JavaScript sites & JSON APIs (API mode)

Many modern sites (e.g. Copart) are JavaScript SPAs: the server returns an empty HTML shell and the listing is fetched by the browser from a JSON API in the background. Scraping the server HTML finds nothing, so the generator falls back to API mode — it calls that JSON endpoint directly and reads fields by dot-path instead of CSS selectors.

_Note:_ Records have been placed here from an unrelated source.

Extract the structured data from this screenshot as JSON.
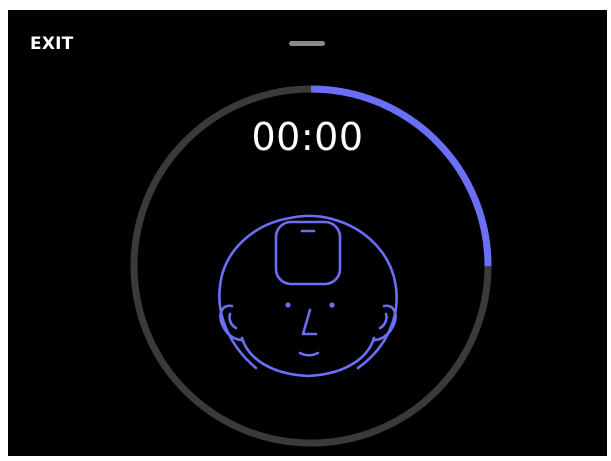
{
  "header": {
    "exit_label": "EXIT"
  },
  "timer": {
    "display": "00:00",
    "progress_fraction": 0.25
  },
  "illustration": {
    "icon": "head-with-device-icon"
  },
  "colors": {
    "background": "#000000",
    "accent": "#6b6ff5",
    "track": "#3a3a3a",
    "text": "#ffffff",
    "handle": "#8a8a8a"
  }
}
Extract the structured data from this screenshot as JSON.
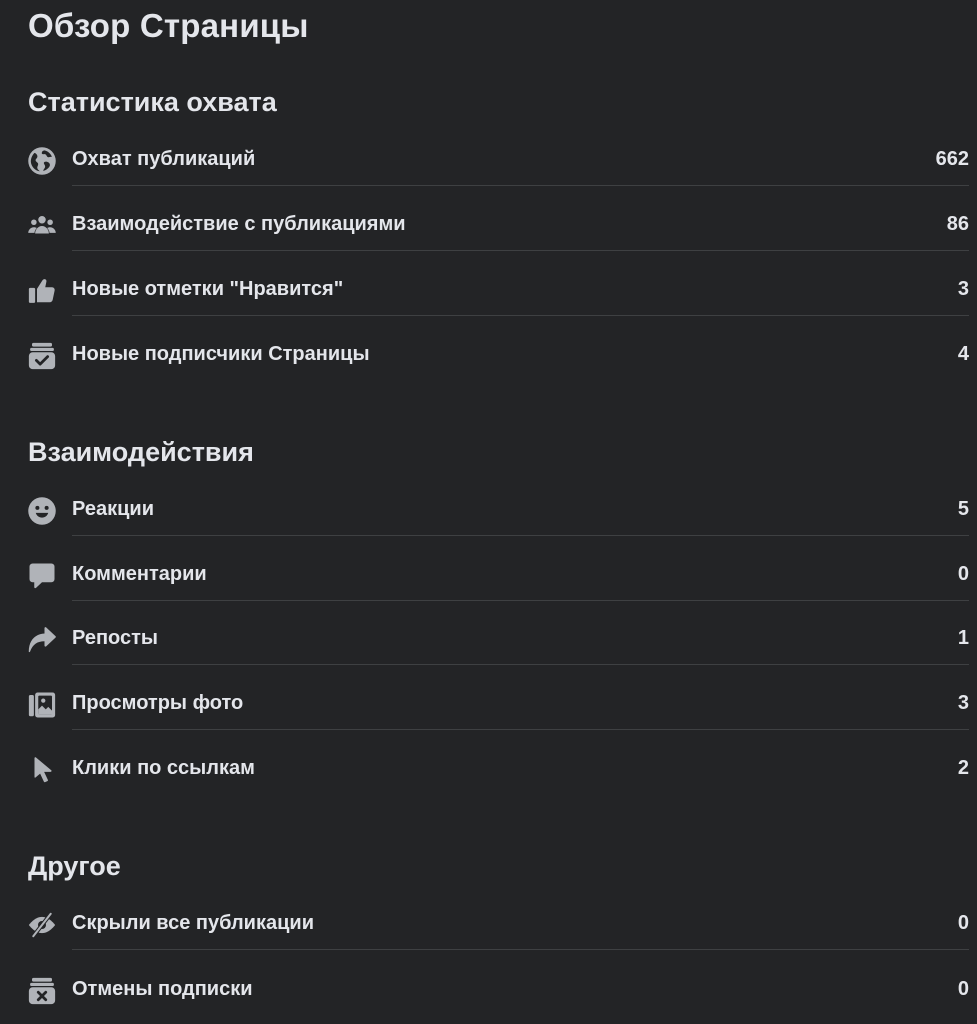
{
  "page": {
    "title": "Обзор Страницы"
  },
  "sections": [
    {
      "title": "Статистика охвата",
      "items": [
        {
          "icon": "globe-icon",
          "label": "Охват публикаций",
          "value": "662"
        },
        {
          "icon": "people-icon",
          "label": "Взаимодействие с публикациями",
          "value": "86"
        },
        {
          "icon": "thumbs-up-icon",
          "label": "Новые отметки \"Нравится\"",
          "value": "3"
        },
        {
          "icon": "inbox-check-icon",
          "label": "Новые подписчики Страницы",
          "value": "4"
        }
      ]
    },
    {
      "title": "Взаимодействия",
      "items": [
        {
          "icon": "smiley-icon",
          "label": "Реакции",
          "value": "5"
        },
        {
          "icon": "comment-icon",
          "label": "Комментарии",
          "value": "0"
        },
        {
          "icon": "share-arrow-icon",
          "label": "Репосты",
          "value": "1"
        },
        {
          "icon": "photos-icon",
          "label": "Просмотры фото",
          "value": "3"
        },
        {
          "icon": "cursor-icon",
          "label": "Клики по ссылкам",
          "value": "2"
        }
      ]
    },
    {
      "title": "Другое",
      "items": [
        {
          "icon": "eye-slash-icon",
          "label": "Скрыли все публикации",
          "value": "0"
        },
        {
          "icon": "inbox-x-icon",
          "label": "Отмены подписки",
          "value": "0"
        }
      ]
    }
  ],
  "colors": {
    "background": "#232426",
    "text": "#e4e6eb",
    "icon": "#b0b3b8",
    "divider": "#3e4042"
  }
}
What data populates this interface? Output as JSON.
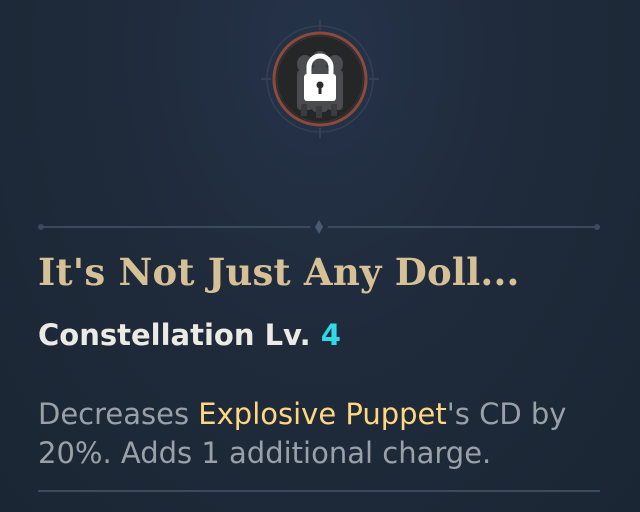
{
  "constellation": {
    "icon": "lock-icon",
    "locked": true,
    "title": "It's Not Just Any Doll...",
    "level_label": "Constellation Lv. ",
    "level_value": "4",
    "description": {
      "part1": "Decreases ",
      "highlight": "Explosive Puppet",
      "part2": "'s CD by 20%. Adds 1 additional charge."
    }
  },
  "colors": {
    "background": "#1e2a39",
    "title": "#d6c196",
    "level_number": "#31d9e6",
    "highlight": "#ffd780",
    "description": "#9aa0a8",
    "icon_ring": "#8a4a3c"
  }
}
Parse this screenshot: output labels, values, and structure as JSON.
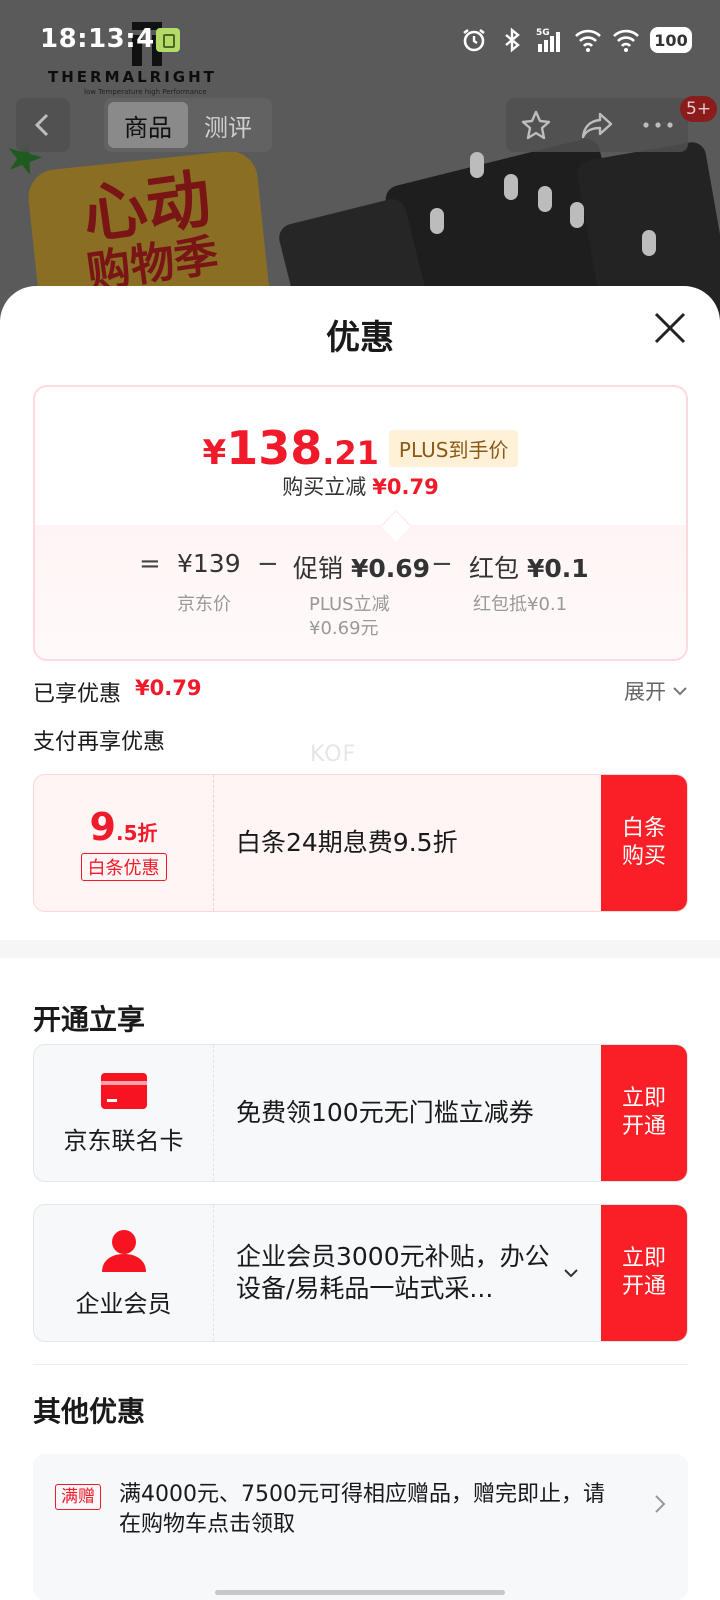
{
  "status_bar": {
    "time": "18:13:44",
    "network": "5G",
    "battery": "100"
  },
  "background": {
    "brand_name": "THERMALRIGHT",
    "brand_tagline": "low Temperature high Performance",
    "promo_line1": "心动",
    "promo_line2": "购物季"
  },
  "top_nav": {
    "tabs": [
      "商品",
      "测评"
    ],
    "active_tab": 0,
    "badge": "5+"
  },
  "sheet": {
    "title": "优惠",
    "final_price": {
      "currency": "¥",
      "integer": "138",
      "decimal": ".21",
      "plus_tag": "PLUS到手价",
      "sub_label": "购买立减",
      "sub_amount": "¥0.79"
    },
    "breakdown": {
      "eq": "=",
      "minus": "−",
      "jd_price": "¥139",
      "jd_caption": "京东价",
      "promo_label": "促销",
      "promo_amount": "¥0.69",
      "promo_caption_1": "PLUS立减",
      "promo_caption_2": "¥0.69元",
      "redpack_label": "红包",
      "redpack_amount": "¥0.1",
      "redpack_caption": "红包抵¥0.1"
    },
    "enjoyed": {
      "label": "已享优惠",
      "amount": "¥0.79",
      "expand": "展开"
    },
    "pay_more_label": "支付再享优惠",
    "watermark": "KOF",
    "baitiao": {
      "discount_big": "9",
      "discount_small": ".5折",
      "tag": "白条优惠",
      "text": "白条24期息费9.5折",
      "button_line1": "白条",
      "button_line2": "购买"
    },
    "open_section": {
      "title": "开通立享",
      "items": [
        {
          "icon": "credit-card-icon",
          "caption": "京东联名卡",
          "text": "免费领100元无门槛立减券",
          "button_line1": "立即",
          "button_line2": "开通"
        },
        {
          "icon": "person-icon",
          "caption": "企业会员",
          "text": "企业会员3000元补贴，办公设备/易耗品一站式采...",
          "button_line1": "立即",
          "button_line2": "开通"
        }
      ]
    },
    "other_section": {
      "title": "其他优惠",
      "items": [
        {
          "tag": "满赠",
          "text": "满4000元、7500元可得相应赠品，赠完即止，请在购物车点击领取"
        }
      ]
    }
  },
  "colors": {
    "accent_red": "#fa1f26",
    "price_red": "#f01a2a",
    "plus_tag_bg": "#fff1d8"
  }
}
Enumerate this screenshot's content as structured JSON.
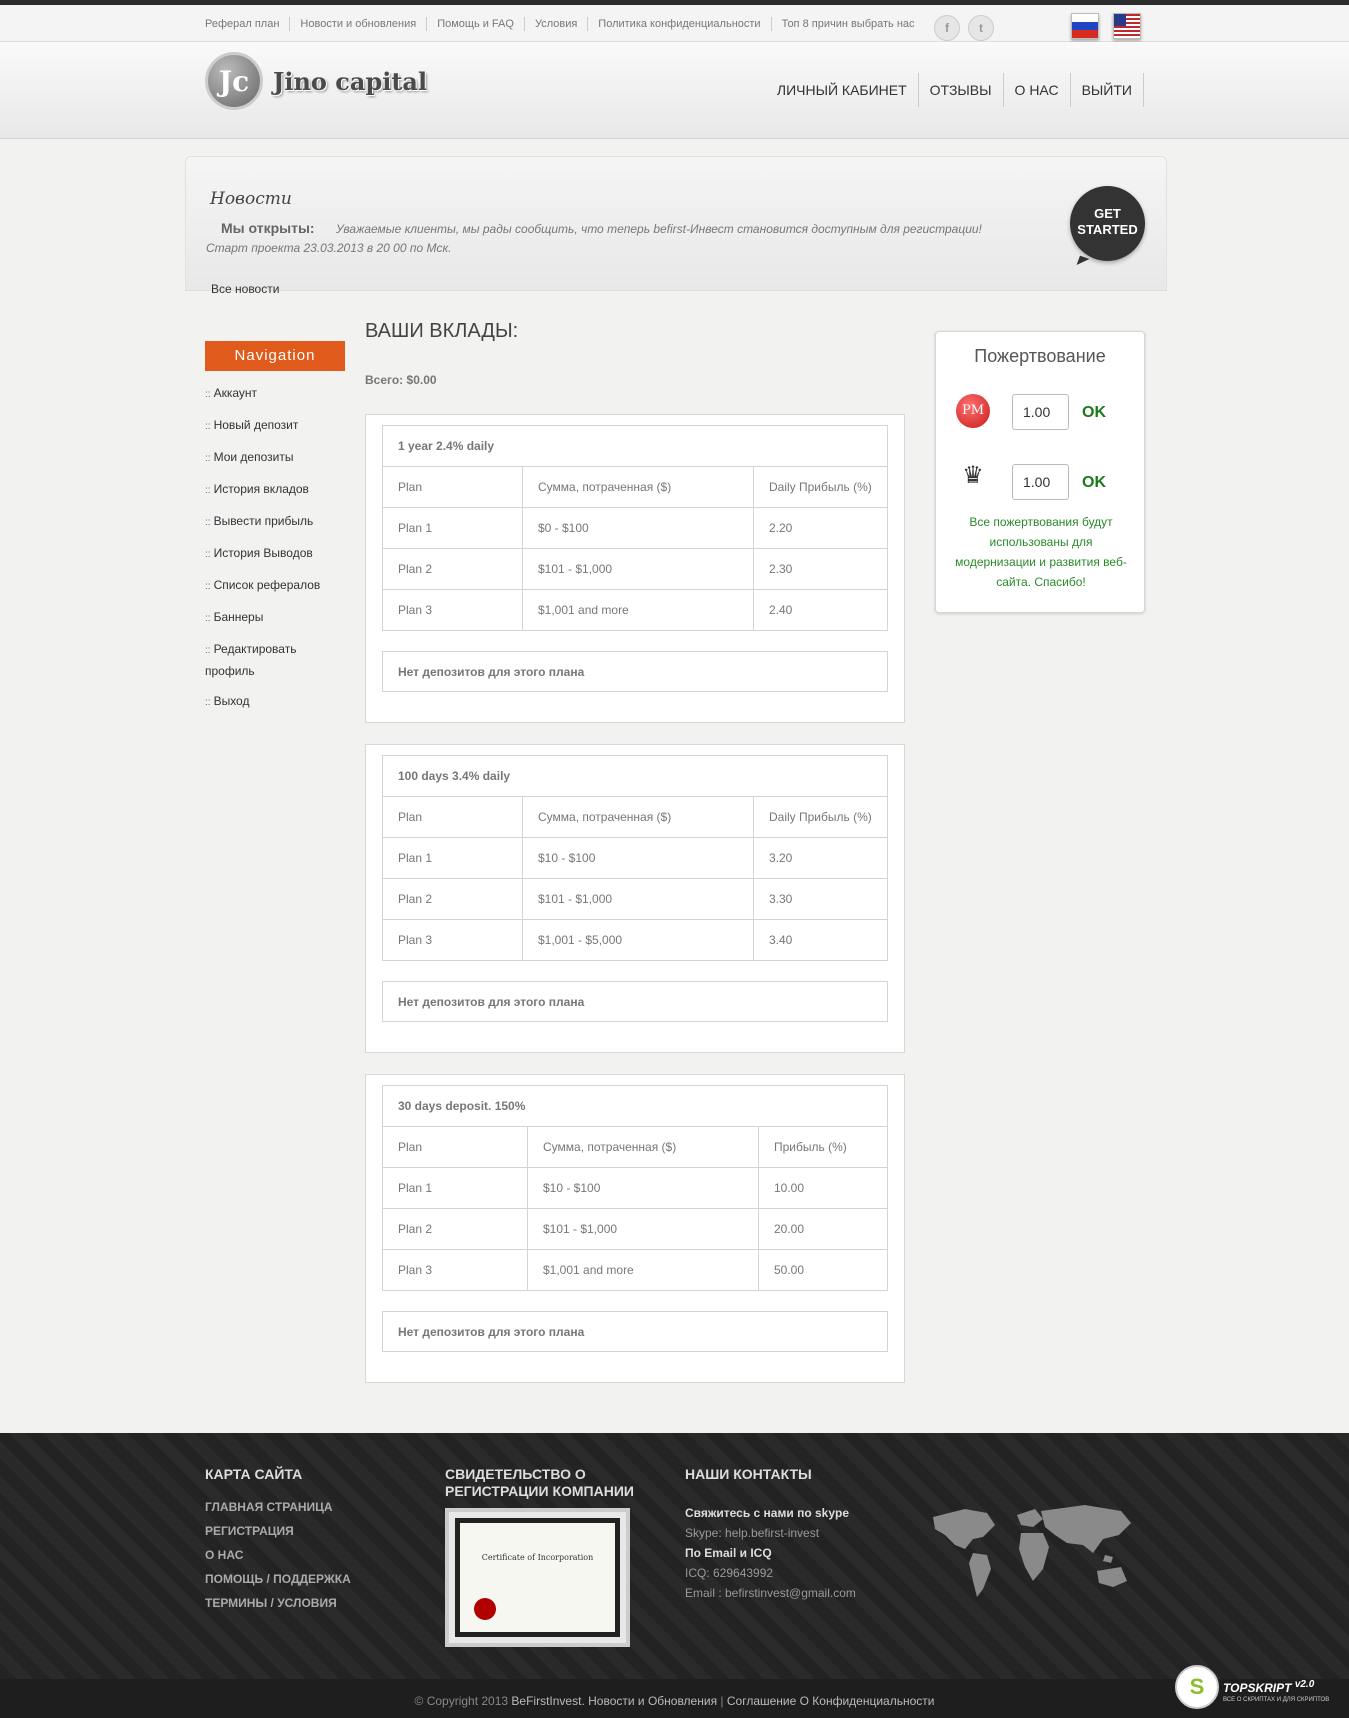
{
  "toplinks": [
    "Реферал план",
    "Новости и обновления",
    "Помощь и FAQ",
    "Условия",
    "Политика конфиденциальности",
    "Топ 8 причин выбрать нас"
  ],
  "social": {
    "facebook": "f",
    "twitter": "t"
  },
  "logo": {
    "mark": "Jc",
    "text": "Jino capital"
  },
  "mainnav": [
    "ЛИЧНЫЙ КАБИНЕТ",
    "ОТЗЫВЫ",
    "О НАС",
    "ВЫЙТИ"
  ],
  "news": {
    "title": "Новости",
    "headline": "Мы открыты:",
    "body": "Уважаемые клиенты, мы рады сообщить, что теперь befirst-Инвест становится доступным для регистрации!",
    "body2": "Старт проекта 23.03.2013 в 20 00 по Мск.",
    "all": "Все новости",
    "get_started_1": "GET",
    "get_started_2": "STARTED"
  },
  "sidebar": {
    "title": "Navigation",
    "items": [
      "Аккаунт",
      "Новый депозит",
      "Мои депозиты",
      "История вкладов",
      "Вывести прибыль",
      "История Выводов",
      "Список рефералов",
      "Баннеры",
      "Редактировать профиль",
      "Выход"
    ]
  },
  "main": {
    "title": "ВАШИ ВКЛАДЫ:",
    "total": "Всего: $0.00"
  },
  "plans": [
    {
      "name": "1 year 2.4% daily",
      "cols": [
        "Plan",
        "Сумма, потраченная ($)",
        "Daily Прибыль (%)"
      ],
      "rows": [
        [
          "Plan 1",
          "$0 - $100",
          "2.20"
        ],
        [
          "Plan 2",
          "$101 - $1,000",
          "2.30"
        ],
        [
          "Plan 3",
          "$1,001 and more",
          "2.40"
        ]
      ],
      "nodep": "Нет депозитов для этого плана"
    },
    {
      "name": "100 days 3.4% daily",
      "cols": [
        "Plan",
        "Сумма, потраченная ($)",
        "Daily Прибыль (%)"
      ],
      "rows": [
        [
          "Plan 1",
          "$10 - $100",
          "3.20"
        ],
        [
          "Plan 2",
          "$101 - $1,000",
          "3.30"
        ],
        [
          "Plan 3",
          "$1,001 - $5,000",
          "3.40"
        ]
      ],
      "nodep": "Нет депозитов для этого плана"
    },
    {
      "name": "30 days deposit. 150%",
      "cols": [
        "Plan",
        "Сумма, потраченная ($)",
        "Прибыль (%)"
      ],
      "rows": [
        [
          "Plan 1",
          "$10 - $100",
          "10.00"
        ],
        [
          "Plan 2",
          "$101 - $1,000",
          "20.00"
        ],
        [
          "Plan 3",
          "$1,001 and more",
          "50.00"
        ]
      ],
      "nodep": "Нет депозитов для этого плана"
    }
  ],
  "donate": {
    "title": "Пожертвование",
    "pm_label": "PM",
    "amount1": "1.00",
    "amount2": "1.00",
    "ok": "OK",
    "text": "Все пожертвования будут использованы для модернизации и развития веб-сайта. Спасибо!"
  },
  "footer": {
    "sitemap_title": "КАРТА САЙТА",
    "sitemap": [
      "ГЛАВНАЯ СТРАНИЦА",
      "РЕГИСТРАЦИЯ",
      "О НАС",
      "ПОМОЩЬ / ПОДДЕРЖКА",
      "ТЕРМИНЫ / УСЛОВИЯ"
    ],
    "cert_title": "СВИДЕТЕЛЬСТВО О РЕГИСТРАЦИИ КОМПАНИИ",
    "cert_text": "Certificate of Incorporation",
    "contacts_title": "НАШИ КОНТАКТЫ",
    "skype_label": "Свяжитесь с нами по skype",
    "skype": "Skype: help.befirst-invest",
    "email_label": "По Email и ICQ",
    "icq": "ICQ: 629643992",
    "email": "Email : befirstinvest@gmail.com"
  },
  "bottom": {
    "copyright": "© Copyright 2013",
    "brand": "BeFirstInvest.",
    "news": "Новости и Обновления",
    "sep": "|",
    "agreement": "Соглашение О Конфиденциальности"
  },
  "topskript": {
    "mark": "S",
    "name": "TOPSKRIPT",
    "version": "v2.0",
    "tagline": "ВСЕ О СКРИПТАХ И ДЛЯ СКРИПТОВ"
  }
}
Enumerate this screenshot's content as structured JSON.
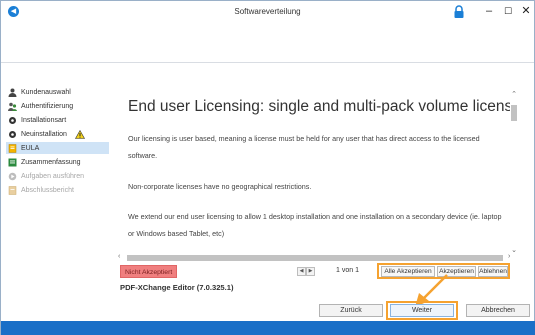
{
  "window": {
    "title": "Softwareverteilung",
    "icons": [
      "app-icon",
      "lock-icon",
      "minimize-icon",
      "maximize-icon",
      "close-icon"
    ],
    "controls": {
      "minimize": "–",
      "maximize": "☐",
      "close": "✕"
    }
  },
  "sidebar": {
    "items": [
      {
        "label": "Kundenauswahl",
        "icon": "person-icon",
        "state": "normal"
      },
      {
        "label": "Authentifizierung",
        "icon": "people-icon",
        "state": "normal"
      },
      {
        "label": "Installationsart",
        "icon": "gear-icon",
        "state": "normal"
      },
      {
        "label": "Neuinstallation",
        "icon": "gear-icon",
        "state": "warning"
      },
      {
        "label": "EULA",
        "icon": "document-icon",
        "state": "active"
      },
      {
        "label": "Zusammenfassung",
        "icon": "summary-icon",
        "state": "normal"
      },
      {
        "label": "Aufgaben ausführen",
        "icon": "run-icon",
        "state": "disabled"
      },
      {
        "label": "Abschlussbericht",
        "icon": "report-icon",
        "state": "disabled"
      }
    ]
  },
  "eula": {
    "title": "End user Licensing: single and multi-pack volume licenses",
    "paragraphs": [
      "Our licensing is user based, meaning a license must be held for any user that has direct access to the licensed software.",
      "Non-corporate licenses have no geographical restrictions.",
      "We extend our end user licensing to allow 1 desktop installation and one installation on a secondary device (ie. laptop or Windows based Tablet, etc)"
    ]
  },
  "status": {
    "badge": "Nicht Akzeptiert",
    "page_indicator": "1 von 1",
    "prev_glyph": "◀",
    "next_glyph": "▶"
  },
  "accept_actions": {
    "accept_all": "Alle Akzeptieren",
    "accept": "Akzeptieren",
    "decline": "Ablehnen"
  },
  "product": "PDF-XChange Editor (7.0.325.1)",
  "nav": {
    "back": "Zurück",
    "next": "Weiter",
    "cancel": "Abbrechen"
  },
  "colors": {
    "accent": "#1a6fc7",
    "highlight": "#f5a230",
    "badge": "#f07f7f",
    "active_item": "#cfe3f6"
  }
}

This is faster and far more reliable than rendering the page in a headless browser, and needs no Chromium.

How detection works

When HTML list detection fails, the generator:

  1. Checks for SPA markers (id="root", __NEXT_DATA__, ng-app, mostly-script pages, …).
  2. Scans the HTML/inline scripts for candidate data endpoints (/api/…, /public/…search, fetch("…"), …).
  3. Fetches each candidate, auto-detects the items array (the largest list of objects in the JSON), and scaffolds a type: json field for every scalar key in the first record.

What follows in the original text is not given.